Difference between steady state and equilibrium? In semiconductor physics, what is the difference between steady state and equilibrium. How analysis of devices varies in these processes?
 A: "Equilibrium" means thermal equilibrium.  The solid has one well defined temperature, and a constant Fermi energy.  The Fermi energy is an energy value against which energy levels are compared to determine how fully occupied (or not) an energy level is.  Generally when the Fermi level is constant throughout a solid electrons diffuse equally in all directions.
"Steady state" means that the properties of the system do not change with time.  Non-equilibrium states can be steady states if there is a source of energy to maintain the non-equilibrium condition.  Without the source of energy, the system would quickly settle into an equilibrium state.

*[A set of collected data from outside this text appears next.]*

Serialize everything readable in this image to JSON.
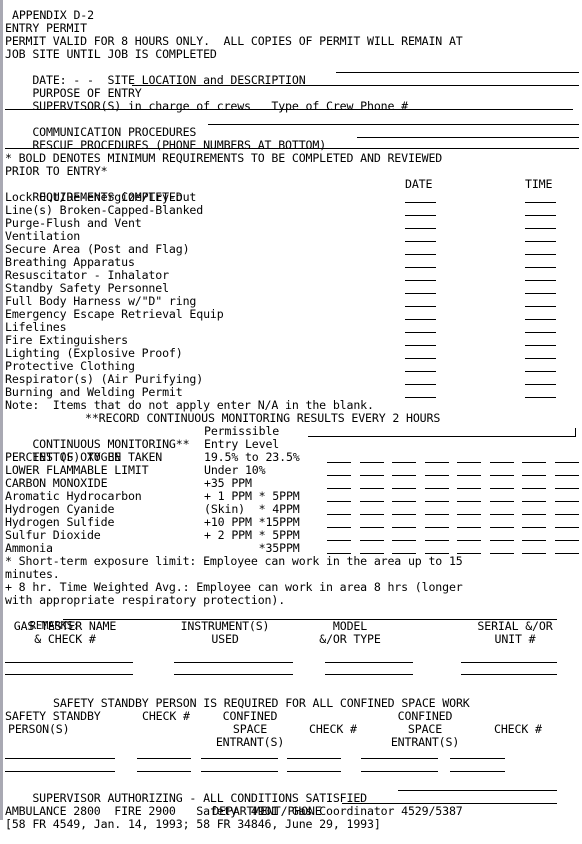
{
  "header": {
    "appendix": "APPENDIX D-2",
    "title": "ENTRY PERMIT",
    "validity_line1": "PERMIT VALID FOR 8 HOURS ONLY.  ALL COPIES OF PERMIT WILL REMAIN AT",
    "validity_line2": "JOB SITE UNTIL JOB IS COMPLETED"
  },
  "fields": {
    "date_label": "DATE: - -  SITE LOCATION and DESCRIPTION",
    "purpose_label": "PURPOSE OF ENTRY",
    "supervisor_label": "SUPERVISOR(S) in charge of crews   Type of Crew Phone #",
    "communication_label": "COMMUNICATION PROCEDURES",
    "rescue_label": "RESCUE PROCEDURES (PHONE NUMBERS AT BOTTOM)"
  },
  "requirements": {
    "note_line1": "* BOLD DENOTES MINIMUM REQUIREMENTS TO BE COMPLETED AND REVIEWED",
    "note_line2": "PRIOR TO ENTRY*",
    "header_label": "REQUIREMENTS COMPLETED",
    "date_header": "DATE",
    "time_header": "TIME",
    "items": [
      "Lock Out/De-energize/Try-out",
      "Line(s) Broken-Capped-Blanked",
      "Purge-Flush and Vent",
      "Ventilation",
      "Secure Area (Post and Flag)",
      "Breathing Apparatus",
      "Resuscitator - Inhalator",
      "Standby Safety Personnel",
      "Full Body Harness w/\"D\" ring",
      "Emergency Escape Retrieval Equip",
      "Lifelines",
      "Fire Extinguishers",
      "Lighting (Explosive Proof)",
      "Protective Clothing",
      "Respirator(s) (Air Purifying)",
      "Burning and Welding Permit"
    ],
    "na_note": "Note:  Items that do not apply enter N/A in the blank."
  },
  "monitoring": {
    "record_note": "**RECORD CONTINUOUS MONITORING RESULTS EVERY 2 HOURS",
    "header1_left": "CONTINUOUS MONITORING**",
    "header1_right": "Permissible",
    "header2_left": "TEST(S) TO BE TAKEN",
    "header2_right": "Entry Level",
    "tests": [
      {
        "name": "PERCENT OF OXYGEN",
        "level": "19.5% to 23.5%"
      },
      {
        "name": "LOWER FLAMMABLE LIMIT",
        "level": "Under 10%"
      },
      {
        "name": "CARBON MONOXIDE",
        "level": "+35 PPM"
      },
      {
        "name": "Aromatic Hydrocarbon",
        "level": "+ 1 PPM * 5PPM"
      },
      {
        "name": "Hydrogen Cyanide",
        "level": "(Skin)  * 4PPM"
      },
      {
        "name": "Hydrogen Sulfide",
        "level": "+10 PPM *15PPM"
      },
      {
        "name": "Sulfur Dioxide",
        "level": "+ 2 PPM * 5PPM"
      },
      {
        "name": "Ammonia",
        "level": "        *35PPM"
      }
    ],
    "stel_note_line1": "* Short-term exposure limit: Employee can work in the area up to 15",
    "stel_note_line2": "minutes.",
    "twa_note_line1": "+ 8 hr. Time Weighted Avg.: Employee can work in area 8 hrs (longer",
    "twa_note_line2": "with appropriate respiratory protection).",
    "remarks_label": "REMARKS:"
  },
  "gas_tester": {
    "columns": [
      {
        "line1": "GAS TESTER NAME",
        "line2": "& CHECK #"
      },
      {
        "line1": "INSTRUMENT(S)",
        "line2": "USED"
      },
      {
        "line1": "MODEL",
        "line2": "&/OR TYPE"
      },
      {
        "line1": "SERIAL &/OR",
        "line2": "UNIT #"
      }
    ]
  },
  "standby": {
    "notice": "SAFETY STANDBY PERSON IS REQUIRED FOR ALL CONFINED SPACE WORK",
    "columns": [
      {
        "line1": "SAFETY STANDBY",
        "line2": "PERSON(S)",
        "line3": ""
      },
      {
        "line1": "CHECK #",
        "line2": "",
        "line3": ""
      },
      {
        "line1": "CONFINED",
        "line2": "SPACE",
        "line3": "ENTRANT(S)"
      },
      {
        "line1": "",
        "line2": "CHECK #",
        "line3": ""
      },
      {
        "line1": "CONFINED",
        "line2": "SPACE",
        "line3": "ENTRANT(S)"
      },
      {
        "line1": "",
        "line2": "CHECK #",
        "line3": ""
      }
    ]
  },
  "authorization": {
    "supervisor_label": "SUPERVISOR AUTHORIZING - ALL CONDITIONS SATISFIED",
    "department_label": "DEPARTMENT/PHONE"
  },
  "footer": {
    "phones": "AMBULANCE 2800  FIRE 2900   Safety  4901  Gas Coordinator 4529/5387",
    "citation": "[58 FR 4549, Jan. 14, 1993; 58 FR 34846, June 29, 1993]"
  }
}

A p-n junction (electrical diode) with no voltage applied is in an equilibrium state.  The same diode with a voltage applied across it is in a non-equilibrium, but steady, state.  The applied voltage raises the Fermi energy on one side of the junction relative to the other, and that difference in Fermi energy is maintained by the voltage (energy) source.  Electrons diffuse preferentially in one direction.  The properties of the system do not change with time, but the state is non-equilibrium.
The analysis of these states is more or less the same in both cases.  Solid state physics, statistical mechanics, and transport theory all apply to both cases.  The conditions under which the analysis is performed changes, though.  For example, in a biased p-n junction one has to set the condition that the Fermi energy changes at the junction.